Bart Starr has another stem cell treatment
SAN DIEGO - Wearing a sporty black Green Bay Packers polo shirt, Bart Starr got off of a private jet here last week and walked into the California sunshine.
This was quite a feat. Starr, 82, had suffered two strokes and a heart attack in 2014, followed by a bronchial infection that nearly killed him in 2015 and then a broken hip that put him back in a wheelchair in December.
Just a few weeks ago, the legendary former Packers quarterback even underwent surgery to remove stones from his bladder.
Yet here he was again, on his feet and smiling after flying in for another round of experimental stem cell treatments 20 miles south of here, in Tijuana, Mexico.
“Three times,” Starr interjected when asked by USA TODAY Sports about his visits here since June 2015.
“We’re really looking for big things to happen with this visit because this is probably the healthiest Bart’s been in two years,” said Cherry Starr, Bart’s wife.

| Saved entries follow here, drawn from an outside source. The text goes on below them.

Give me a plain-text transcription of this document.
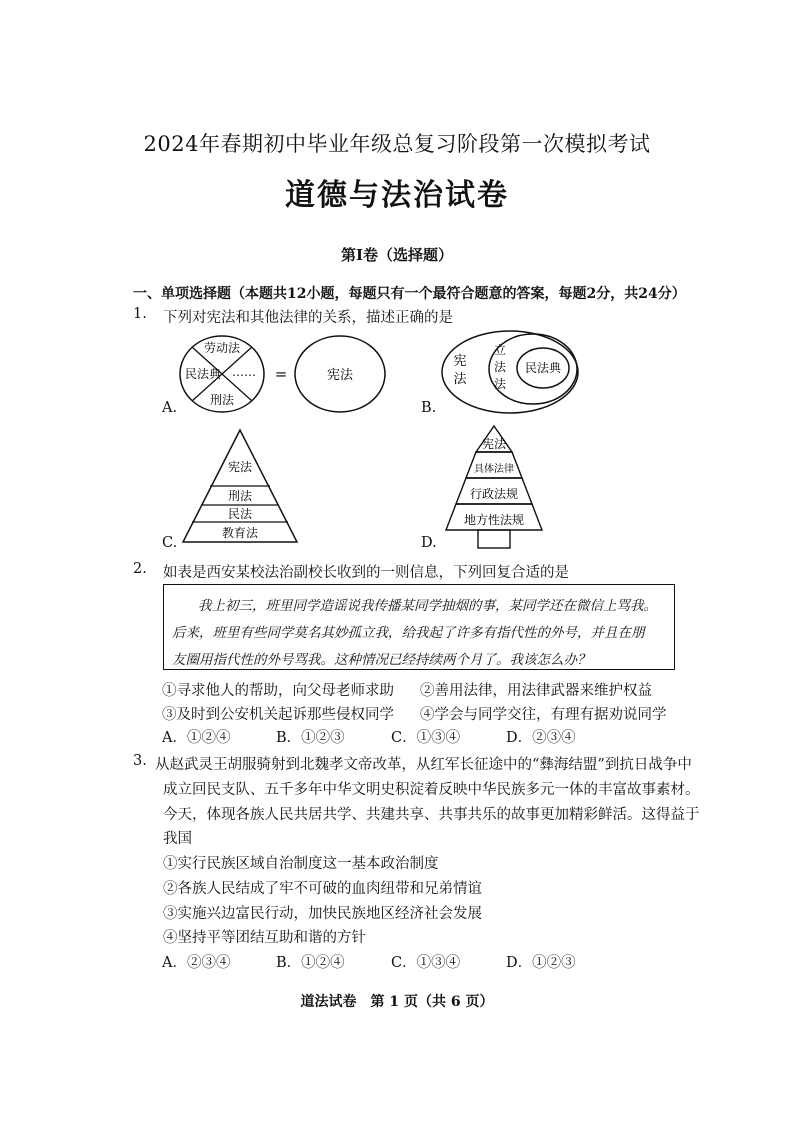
2024年春期初中毕业年级总复习阶段第一次模拟考试
道德与法治试卷
第Ⅰ卷（选择题）
一、单项选择题（本题共12小题，每题只有一个最符合题意的答案，每题2分，共24分）
1. 下列对宪法和其他法律的关系，描述正确的是
A.
劳动法
民法典 ……
刑法
=	宪法
B.
宪
法
立
法
法
民法典
C.
宪法
刑法
民法
教育法
D.
宪法
具体法律
行政法规
地方性法规
2. 如表是西安某校法治副校长收到的一则信息，下列回复合适的是
我上初三，班里同学造谣说我传播某同学抽烟的事，某同学还在微信上骂我。
后来，班里有些同学莫名其妙孤立我，给我起了许多有指代性的外号，并且在朋
友圈用指代性的外号骂我。这种情况已经持续两个月了。我该怎么办？
①寻求他人的帮助，向父母老师求助 ②善用法律，用法律武器来维护权益
③及时到公安机关起诉那些侵权同学 ④学会与同学交往，有理有据劝说同学
A．①②④	B．①②③	C．①③④	D．②③④
3. 从赵武灵王胡服骑射到北魏孝文帝改革，从红军长征途中的“彝海结盟”到抗日战争中
成立回民支队、五千多年中华文明史积淀着反映中华民族多元一体的丰富故事素材。
今天，体现各族人民共居共学、共建共享、共事共乐的故事更加精彩鲜活。这得益于
我国
①实行民族区域自治制度这一基本政治制度
②各族人民结成了牢不可破的血肉纽带和兄弟情谊
③实施兴边富民行动，加快民族地区经济社会发展
④坚持平等团结互助和谐的方针
A．②③④	B．①②④	C．①③④	D．①②③
道法试卷　第 1 页（共 6 页）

Cherry Starr believes her husband has bounced back from his health setbacks with help from these treatments, the same kind of treatments received by two other famous stroke victims: hockey great Gordie Howe and former NFL MVP quarterback John Brodie.
The treatments involve a combination of stem cells derived from donated bone marrow and fetal brain tissue. They are manufactured by a company in San Diego, Stemedica, but they are not approved for use in the USA.
To gain such approval, they first would have to pass years of expensive tests on their safety and effectiveness.
But Brodie, 81, Starr and Howe, who died in June, didn’t believe they had time to wait. They also believed they had little to lose by going to Mexico, where the company has said it’s more cost-effective to have its products tested than in the USA. Stemedica ships the cells to a sleek, modern clinic in an old, run-down part of Tijuana, not far from various dental clinics and a taco restaurant.
“When I first went down there, I didn’t really know what to expect,” Cherry Starr said Thursday after returning home to Alabama. “I thought,`Oh my gosh, what are we getting into?’ when we were driving through town. But it’s a lovely, lovely facility.”
Clinica Santa Clarita in Tijuana has had about 250 patients take part in its clinical trial over the past two years. Patients are often charged for these experimental treatments, which cost $30,000. Bart Starr also paid for his treatment, Cherry said.
His treatment involved an injection of fetal-derived neural cells into his spine last week, followed by an injection of bone marrow-derived mesenchymal cells into his arm the next day.
Afterward, Cherry Starr said “everything went absolutely great” but that it was too early to notice any possible effects. Bart Starr, a Pro Football Hall of Famer, can walk slowly and usually with help at his sides. His speech also is limited, but it’s still a big improvement from being wheelchair-bound and barely able to feed himself after his stroke two years ago.
“Stem cells, wow!” said Brodie, who greeted Starr here Tuesday and is a former rival of Starr’s as quarterback of the San Francisco 49ers.
American stem cell experts stress caution about such treatments, either in the USA or especially in other countries where safety and effectiveness standards might not be as strict. For example, it’s not known how much Starr, Brodie or Howe improved on their own through natural healing or physical therapy.
Larry Goldstein, a stem cell expert and professor at the University of California San Diego, said it takes at least five to 10 years to test whether such treatments really work. In the meantime, few stem cell treatments are approved for use in the USA, though many American clinics have been offering legally and scientifically questionable stem cell treatments derived from a patient’s own fat or bone marrow.
Stemedica’s stem cells are different than these because they are derived from donors and are replicated in a lab. They are considered unapproved biological drugs in the USA.
“There is definitely a wild west of clinics in the U.S. and outside the U.S. offering unproven treatments of stem cells,” Goldstein told USA TODAY Sports in June.
Stemedica is working toward approval by the U.S. Food and Drug Administration, including with a clinical trial in Toledo for traumatic brain injury patients. It involves bone marrow-derived cells and is part of the Gordie Howe Initiative, named after perhaps the most famous stem cell patient in America. Before his death at age 88, his family credited the Tijuana treatments with boosting the last year and a half of his life after his stroke.
On Aug. 29, a subsidiary of Stemedica announced that data from a separate, pre-clinical study showed that its bone marrow-derived stem cells improved heart function after heart attacks.
“We’ve always known that our stem cells exhibit unique qualities and characteristics, and we’re very proud of what people call the `anecdotal evidence’ coming from patient testimonials,” said Dave McGuigan, Stemedica’s vice president for marketing and business development. “But now that we can give the academic and scientific community statistical evidence to go alongside the anecdotal meaningful evidence, that can only help add to the Stemedica story.”